Eugène Enriquez évoque 7 niveaux d’analyse, qu’il nomme « instances inconscientes », qui façonnent le fonctionnement collectif et les comportements individuels, à savoir :
- L’instance mythique
- Fondée sur des récits héroïques et des figures tutélaires (ex. les fondateurs), elle établit des valeurs et suscite identification et admiration.
- Un excès d’identification entraîne des comportements sacrificiels et un épuisement psychique (burn-out).
- L’instance sociale historique
- Régule l’instance mythique en imposant des règles idéologiques et des limites, en instaurant des rapports de domination.
- Favorise la stabilité et la cohérence, mais peut engendrer conformisme et frustration.
- L’instance institutionnelle
- Codifie les normes et impose des structures de pouvoir et de justifications de pouvoir, exigeant soumission et subordination.
- Garantit la continuité de l’organisation mais peut mener à une rigidité oppressive ou des conflits internes.
- L’instance organisationnelle (au sens strict)
- Traduit les règles institutionnelles en procédures et en pratiques opérationnelles, limitant l’autonomie et la liberté d’expression.

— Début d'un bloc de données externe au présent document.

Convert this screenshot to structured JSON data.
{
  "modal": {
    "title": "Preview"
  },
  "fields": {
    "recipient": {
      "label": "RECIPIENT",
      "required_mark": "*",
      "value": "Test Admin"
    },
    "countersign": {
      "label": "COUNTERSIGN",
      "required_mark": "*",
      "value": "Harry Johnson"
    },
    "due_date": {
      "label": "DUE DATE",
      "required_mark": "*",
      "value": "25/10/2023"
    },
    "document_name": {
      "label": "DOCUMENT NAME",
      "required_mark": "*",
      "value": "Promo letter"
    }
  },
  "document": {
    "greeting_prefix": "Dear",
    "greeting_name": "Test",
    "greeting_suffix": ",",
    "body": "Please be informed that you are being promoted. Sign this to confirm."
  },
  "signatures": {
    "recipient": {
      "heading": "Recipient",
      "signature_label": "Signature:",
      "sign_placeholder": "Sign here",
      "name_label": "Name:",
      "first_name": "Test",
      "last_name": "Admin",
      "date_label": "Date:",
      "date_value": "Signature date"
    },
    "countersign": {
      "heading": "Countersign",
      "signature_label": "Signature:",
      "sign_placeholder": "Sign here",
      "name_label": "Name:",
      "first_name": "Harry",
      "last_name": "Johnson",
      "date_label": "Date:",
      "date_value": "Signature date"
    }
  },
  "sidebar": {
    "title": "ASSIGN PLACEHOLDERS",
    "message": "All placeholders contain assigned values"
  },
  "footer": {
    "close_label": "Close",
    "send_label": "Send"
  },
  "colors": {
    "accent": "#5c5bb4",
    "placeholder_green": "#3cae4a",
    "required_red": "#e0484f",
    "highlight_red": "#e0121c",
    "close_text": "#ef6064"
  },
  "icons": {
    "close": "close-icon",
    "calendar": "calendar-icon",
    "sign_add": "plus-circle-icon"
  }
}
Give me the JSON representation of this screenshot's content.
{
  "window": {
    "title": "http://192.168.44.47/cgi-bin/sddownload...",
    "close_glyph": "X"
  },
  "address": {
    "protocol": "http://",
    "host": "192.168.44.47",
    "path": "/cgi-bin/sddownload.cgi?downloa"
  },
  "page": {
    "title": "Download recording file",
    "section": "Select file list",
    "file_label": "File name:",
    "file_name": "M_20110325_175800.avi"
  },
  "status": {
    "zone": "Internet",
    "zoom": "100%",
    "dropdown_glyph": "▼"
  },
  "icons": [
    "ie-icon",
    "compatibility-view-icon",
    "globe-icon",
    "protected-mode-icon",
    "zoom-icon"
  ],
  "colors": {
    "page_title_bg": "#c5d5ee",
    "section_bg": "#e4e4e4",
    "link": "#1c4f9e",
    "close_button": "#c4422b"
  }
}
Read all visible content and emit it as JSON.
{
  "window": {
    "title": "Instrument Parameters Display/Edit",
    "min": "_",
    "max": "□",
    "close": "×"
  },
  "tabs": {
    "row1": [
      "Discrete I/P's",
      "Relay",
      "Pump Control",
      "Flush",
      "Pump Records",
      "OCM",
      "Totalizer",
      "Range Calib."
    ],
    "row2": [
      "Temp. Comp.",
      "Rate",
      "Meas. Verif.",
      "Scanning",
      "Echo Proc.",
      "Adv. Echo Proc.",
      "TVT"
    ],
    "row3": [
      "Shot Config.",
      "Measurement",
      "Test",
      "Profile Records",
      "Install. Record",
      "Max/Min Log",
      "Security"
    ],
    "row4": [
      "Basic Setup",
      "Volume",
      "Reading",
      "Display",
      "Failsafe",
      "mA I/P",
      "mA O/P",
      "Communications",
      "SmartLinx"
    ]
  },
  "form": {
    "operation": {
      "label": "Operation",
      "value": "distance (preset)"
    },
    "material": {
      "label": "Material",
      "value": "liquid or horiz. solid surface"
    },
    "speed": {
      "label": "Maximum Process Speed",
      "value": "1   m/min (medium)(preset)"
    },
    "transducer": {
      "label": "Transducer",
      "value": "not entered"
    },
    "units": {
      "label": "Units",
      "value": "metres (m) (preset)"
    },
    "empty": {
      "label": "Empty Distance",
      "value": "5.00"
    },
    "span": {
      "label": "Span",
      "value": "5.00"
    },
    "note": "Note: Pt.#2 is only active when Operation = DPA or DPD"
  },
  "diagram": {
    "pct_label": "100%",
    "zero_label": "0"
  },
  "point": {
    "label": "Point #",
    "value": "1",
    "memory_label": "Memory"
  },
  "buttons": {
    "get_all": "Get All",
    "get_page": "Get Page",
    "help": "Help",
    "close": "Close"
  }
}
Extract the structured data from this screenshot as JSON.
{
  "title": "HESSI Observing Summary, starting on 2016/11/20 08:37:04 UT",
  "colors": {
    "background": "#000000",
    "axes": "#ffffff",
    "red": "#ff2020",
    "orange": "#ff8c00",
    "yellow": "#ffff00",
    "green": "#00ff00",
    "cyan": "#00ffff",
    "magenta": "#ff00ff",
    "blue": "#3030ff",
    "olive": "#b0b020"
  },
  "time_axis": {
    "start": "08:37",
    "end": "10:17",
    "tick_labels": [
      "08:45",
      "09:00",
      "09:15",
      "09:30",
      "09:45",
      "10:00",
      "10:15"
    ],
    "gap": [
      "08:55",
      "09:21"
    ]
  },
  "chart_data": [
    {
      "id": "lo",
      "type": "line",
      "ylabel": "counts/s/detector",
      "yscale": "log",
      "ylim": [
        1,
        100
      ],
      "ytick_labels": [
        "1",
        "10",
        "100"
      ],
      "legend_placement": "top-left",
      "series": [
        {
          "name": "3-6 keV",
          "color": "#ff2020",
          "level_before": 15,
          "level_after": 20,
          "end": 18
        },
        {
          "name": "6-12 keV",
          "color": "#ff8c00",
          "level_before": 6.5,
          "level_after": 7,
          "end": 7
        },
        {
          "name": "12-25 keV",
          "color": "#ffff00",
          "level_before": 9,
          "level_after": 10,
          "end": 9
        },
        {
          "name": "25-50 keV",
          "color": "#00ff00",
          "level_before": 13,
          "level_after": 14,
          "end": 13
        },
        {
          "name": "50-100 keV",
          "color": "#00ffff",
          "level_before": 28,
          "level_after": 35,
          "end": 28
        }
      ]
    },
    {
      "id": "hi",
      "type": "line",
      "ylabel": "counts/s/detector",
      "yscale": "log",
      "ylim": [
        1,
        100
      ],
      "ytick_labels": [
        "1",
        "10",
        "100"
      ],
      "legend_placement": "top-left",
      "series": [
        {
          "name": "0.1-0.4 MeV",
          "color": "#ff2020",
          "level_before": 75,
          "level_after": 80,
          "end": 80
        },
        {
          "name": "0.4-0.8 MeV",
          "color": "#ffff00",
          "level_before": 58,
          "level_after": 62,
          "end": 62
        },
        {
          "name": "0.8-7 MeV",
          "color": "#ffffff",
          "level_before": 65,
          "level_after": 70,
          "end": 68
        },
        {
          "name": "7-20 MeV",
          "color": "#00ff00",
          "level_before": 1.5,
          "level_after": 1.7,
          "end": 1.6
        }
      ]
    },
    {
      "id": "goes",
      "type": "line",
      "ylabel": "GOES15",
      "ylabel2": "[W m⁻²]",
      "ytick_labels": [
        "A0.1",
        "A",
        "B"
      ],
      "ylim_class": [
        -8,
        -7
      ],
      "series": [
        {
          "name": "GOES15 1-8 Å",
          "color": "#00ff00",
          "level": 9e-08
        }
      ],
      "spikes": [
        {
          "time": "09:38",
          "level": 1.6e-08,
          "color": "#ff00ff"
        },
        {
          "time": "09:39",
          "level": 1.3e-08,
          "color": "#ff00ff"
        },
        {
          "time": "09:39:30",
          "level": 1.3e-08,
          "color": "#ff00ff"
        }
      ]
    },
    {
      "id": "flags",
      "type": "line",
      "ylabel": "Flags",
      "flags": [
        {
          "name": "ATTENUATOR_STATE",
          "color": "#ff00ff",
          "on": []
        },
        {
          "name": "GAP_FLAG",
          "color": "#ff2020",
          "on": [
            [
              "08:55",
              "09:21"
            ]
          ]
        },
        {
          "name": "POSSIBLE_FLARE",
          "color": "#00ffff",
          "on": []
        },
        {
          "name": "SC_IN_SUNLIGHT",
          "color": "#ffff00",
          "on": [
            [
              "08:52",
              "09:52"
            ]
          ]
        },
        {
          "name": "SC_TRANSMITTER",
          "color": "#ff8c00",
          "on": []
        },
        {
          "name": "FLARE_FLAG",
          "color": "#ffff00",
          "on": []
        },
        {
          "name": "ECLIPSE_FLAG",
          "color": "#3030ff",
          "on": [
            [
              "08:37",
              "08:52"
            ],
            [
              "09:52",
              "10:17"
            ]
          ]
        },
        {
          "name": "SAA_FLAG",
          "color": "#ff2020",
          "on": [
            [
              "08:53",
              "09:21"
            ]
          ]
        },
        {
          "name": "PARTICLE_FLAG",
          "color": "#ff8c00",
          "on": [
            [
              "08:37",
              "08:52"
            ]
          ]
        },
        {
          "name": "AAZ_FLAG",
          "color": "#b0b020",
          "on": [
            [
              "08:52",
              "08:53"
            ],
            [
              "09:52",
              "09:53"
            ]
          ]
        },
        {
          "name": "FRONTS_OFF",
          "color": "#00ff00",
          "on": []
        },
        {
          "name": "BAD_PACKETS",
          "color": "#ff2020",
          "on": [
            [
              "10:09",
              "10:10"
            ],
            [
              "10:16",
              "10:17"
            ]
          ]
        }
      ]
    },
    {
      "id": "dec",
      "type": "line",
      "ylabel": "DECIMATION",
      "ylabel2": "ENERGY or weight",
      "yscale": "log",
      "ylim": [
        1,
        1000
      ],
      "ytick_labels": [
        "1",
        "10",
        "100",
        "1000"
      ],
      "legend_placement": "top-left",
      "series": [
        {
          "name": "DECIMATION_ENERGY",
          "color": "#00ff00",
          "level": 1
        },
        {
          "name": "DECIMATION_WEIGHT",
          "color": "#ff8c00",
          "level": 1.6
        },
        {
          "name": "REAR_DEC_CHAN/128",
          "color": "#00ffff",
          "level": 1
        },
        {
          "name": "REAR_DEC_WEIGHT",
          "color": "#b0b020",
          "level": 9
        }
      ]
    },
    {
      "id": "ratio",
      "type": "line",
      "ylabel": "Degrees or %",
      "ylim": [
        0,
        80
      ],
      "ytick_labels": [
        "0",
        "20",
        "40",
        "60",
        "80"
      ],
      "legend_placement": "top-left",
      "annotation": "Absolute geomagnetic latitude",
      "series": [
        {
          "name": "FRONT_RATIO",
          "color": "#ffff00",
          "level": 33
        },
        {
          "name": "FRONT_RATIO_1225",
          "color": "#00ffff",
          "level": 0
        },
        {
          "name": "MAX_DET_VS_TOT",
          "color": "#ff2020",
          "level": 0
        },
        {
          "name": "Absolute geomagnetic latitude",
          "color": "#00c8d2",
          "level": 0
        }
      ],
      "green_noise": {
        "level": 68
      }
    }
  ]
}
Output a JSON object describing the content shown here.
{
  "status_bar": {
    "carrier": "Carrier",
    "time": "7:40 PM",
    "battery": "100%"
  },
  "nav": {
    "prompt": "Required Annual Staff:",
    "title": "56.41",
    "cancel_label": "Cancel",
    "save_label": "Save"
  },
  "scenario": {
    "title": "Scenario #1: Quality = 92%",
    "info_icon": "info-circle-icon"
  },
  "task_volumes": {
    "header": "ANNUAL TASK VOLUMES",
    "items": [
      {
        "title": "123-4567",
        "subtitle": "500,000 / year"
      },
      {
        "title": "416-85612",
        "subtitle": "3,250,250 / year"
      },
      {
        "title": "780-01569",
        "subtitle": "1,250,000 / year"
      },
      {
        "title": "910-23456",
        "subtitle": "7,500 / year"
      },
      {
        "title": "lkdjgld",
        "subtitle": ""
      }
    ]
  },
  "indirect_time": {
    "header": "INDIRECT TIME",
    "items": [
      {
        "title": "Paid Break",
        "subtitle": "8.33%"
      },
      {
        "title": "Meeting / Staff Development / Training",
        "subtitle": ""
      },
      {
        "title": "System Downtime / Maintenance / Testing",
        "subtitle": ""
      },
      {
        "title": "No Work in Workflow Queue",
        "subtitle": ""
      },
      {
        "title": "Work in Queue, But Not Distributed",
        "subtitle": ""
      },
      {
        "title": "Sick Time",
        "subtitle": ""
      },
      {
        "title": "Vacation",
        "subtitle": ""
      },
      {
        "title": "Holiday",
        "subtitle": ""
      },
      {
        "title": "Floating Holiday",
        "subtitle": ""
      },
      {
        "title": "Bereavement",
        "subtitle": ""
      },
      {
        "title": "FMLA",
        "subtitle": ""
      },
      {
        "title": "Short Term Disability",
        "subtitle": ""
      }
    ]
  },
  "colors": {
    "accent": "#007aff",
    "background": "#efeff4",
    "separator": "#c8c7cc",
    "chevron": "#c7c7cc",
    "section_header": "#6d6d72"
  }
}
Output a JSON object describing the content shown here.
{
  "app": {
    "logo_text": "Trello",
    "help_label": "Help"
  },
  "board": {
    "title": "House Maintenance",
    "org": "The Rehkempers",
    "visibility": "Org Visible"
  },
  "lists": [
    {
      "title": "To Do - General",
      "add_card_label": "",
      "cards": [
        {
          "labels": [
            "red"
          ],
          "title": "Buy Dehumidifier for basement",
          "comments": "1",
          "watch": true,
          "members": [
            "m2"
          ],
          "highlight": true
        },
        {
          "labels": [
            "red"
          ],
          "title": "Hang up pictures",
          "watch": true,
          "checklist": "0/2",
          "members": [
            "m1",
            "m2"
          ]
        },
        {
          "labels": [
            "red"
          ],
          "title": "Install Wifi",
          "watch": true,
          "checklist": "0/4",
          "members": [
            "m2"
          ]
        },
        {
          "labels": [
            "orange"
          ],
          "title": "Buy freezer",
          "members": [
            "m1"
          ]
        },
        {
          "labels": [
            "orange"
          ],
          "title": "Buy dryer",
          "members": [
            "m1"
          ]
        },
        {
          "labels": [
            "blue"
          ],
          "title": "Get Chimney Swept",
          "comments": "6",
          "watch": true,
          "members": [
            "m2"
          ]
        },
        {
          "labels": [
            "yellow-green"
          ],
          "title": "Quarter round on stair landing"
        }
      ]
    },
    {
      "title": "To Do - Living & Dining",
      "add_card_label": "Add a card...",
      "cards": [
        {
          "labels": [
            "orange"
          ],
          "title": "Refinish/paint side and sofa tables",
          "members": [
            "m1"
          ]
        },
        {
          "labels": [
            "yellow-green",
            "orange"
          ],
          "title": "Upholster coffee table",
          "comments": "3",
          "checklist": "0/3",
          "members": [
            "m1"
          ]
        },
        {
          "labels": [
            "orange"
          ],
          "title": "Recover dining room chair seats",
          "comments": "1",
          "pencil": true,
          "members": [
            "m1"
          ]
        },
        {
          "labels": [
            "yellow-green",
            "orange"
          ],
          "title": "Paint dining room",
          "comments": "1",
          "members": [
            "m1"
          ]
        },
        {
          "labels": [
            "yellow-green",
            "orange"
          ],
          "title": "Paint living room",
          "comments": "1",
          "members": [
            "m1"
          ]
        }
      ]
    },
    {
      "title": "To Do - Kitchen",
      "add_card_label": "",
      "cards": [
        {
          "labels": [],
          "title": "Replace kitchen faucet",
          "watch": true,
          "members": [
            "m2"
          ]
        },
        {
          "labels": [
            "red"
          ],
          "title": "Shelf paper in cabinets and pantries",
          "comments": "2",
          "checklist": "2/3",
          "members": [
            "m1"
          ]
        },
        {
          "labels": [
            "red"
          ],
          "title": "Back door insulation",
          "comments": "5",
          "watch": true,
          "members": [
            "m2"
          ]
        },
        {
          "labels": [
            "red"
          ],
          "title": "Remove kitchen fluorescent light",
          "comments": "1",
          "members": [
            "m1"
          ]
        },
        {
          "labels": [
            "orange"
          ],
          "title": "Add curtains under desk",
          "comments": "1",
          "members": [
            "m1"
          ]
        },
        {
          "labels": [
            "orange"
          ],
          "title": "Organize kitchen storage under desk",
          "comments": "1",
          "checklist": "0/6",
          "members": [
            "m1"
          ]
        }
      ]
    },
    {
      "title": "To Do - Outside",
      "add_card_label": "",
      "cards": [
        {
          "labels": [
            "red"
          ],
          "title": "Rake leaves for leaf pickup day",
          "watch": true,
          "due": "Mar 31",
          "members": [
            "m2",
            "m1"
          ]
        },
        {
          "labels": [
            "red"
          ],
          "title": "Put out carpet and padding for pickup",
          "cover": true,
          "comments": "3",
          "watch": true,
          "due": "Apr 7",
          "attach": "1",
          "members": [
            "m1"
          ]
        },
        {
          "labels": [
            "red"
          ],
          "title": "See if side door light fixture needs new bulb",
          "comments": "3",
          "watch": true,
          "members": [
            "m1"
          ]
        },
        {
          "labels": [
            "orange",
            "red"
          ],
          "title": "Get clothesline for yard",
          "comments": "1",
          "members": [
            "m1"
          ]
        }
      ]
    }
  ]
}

- Privilégie l’efficacité et la standardisation au détriment de la créativité, pouvant entraîner des comportements répétitifs et pathologiques (harcèlement, sabotage).
- L’instance groupale
- Espace de production et de contestation, structuré autour d’idéaux et projets communs, fournis ou proposés par les groupes eux-mêmes.
- Peut osciller entre massification (perte d’individualité) et individualisme exacerbé (compétition acharnée), menaçant la cohésion du groupe.
Le leader doit veiller à garder un équilibre médian entre reconnaissance individuelle et esprit d’équipe.
- L’instance individuelle
- Chaque individu adapte et intègre les exigences de l’organisation selon ses propres motivations et désirs.
- L’individu oscille entre conformité et dissidence (absentéisme, conflits, enthousiasme excessif…), témoignant de tensions entre lui et l’organisation.
- L’instance pulsionnelle
- Vise la satisfaction sans limite des individualités de l’Organisation.
Génère des tensions entre aspirations personnelles et contraintes collectives, entre recherche de nouveauté et résignation.
- Vise la satisfaction sans limite des individualités de l’Organisation.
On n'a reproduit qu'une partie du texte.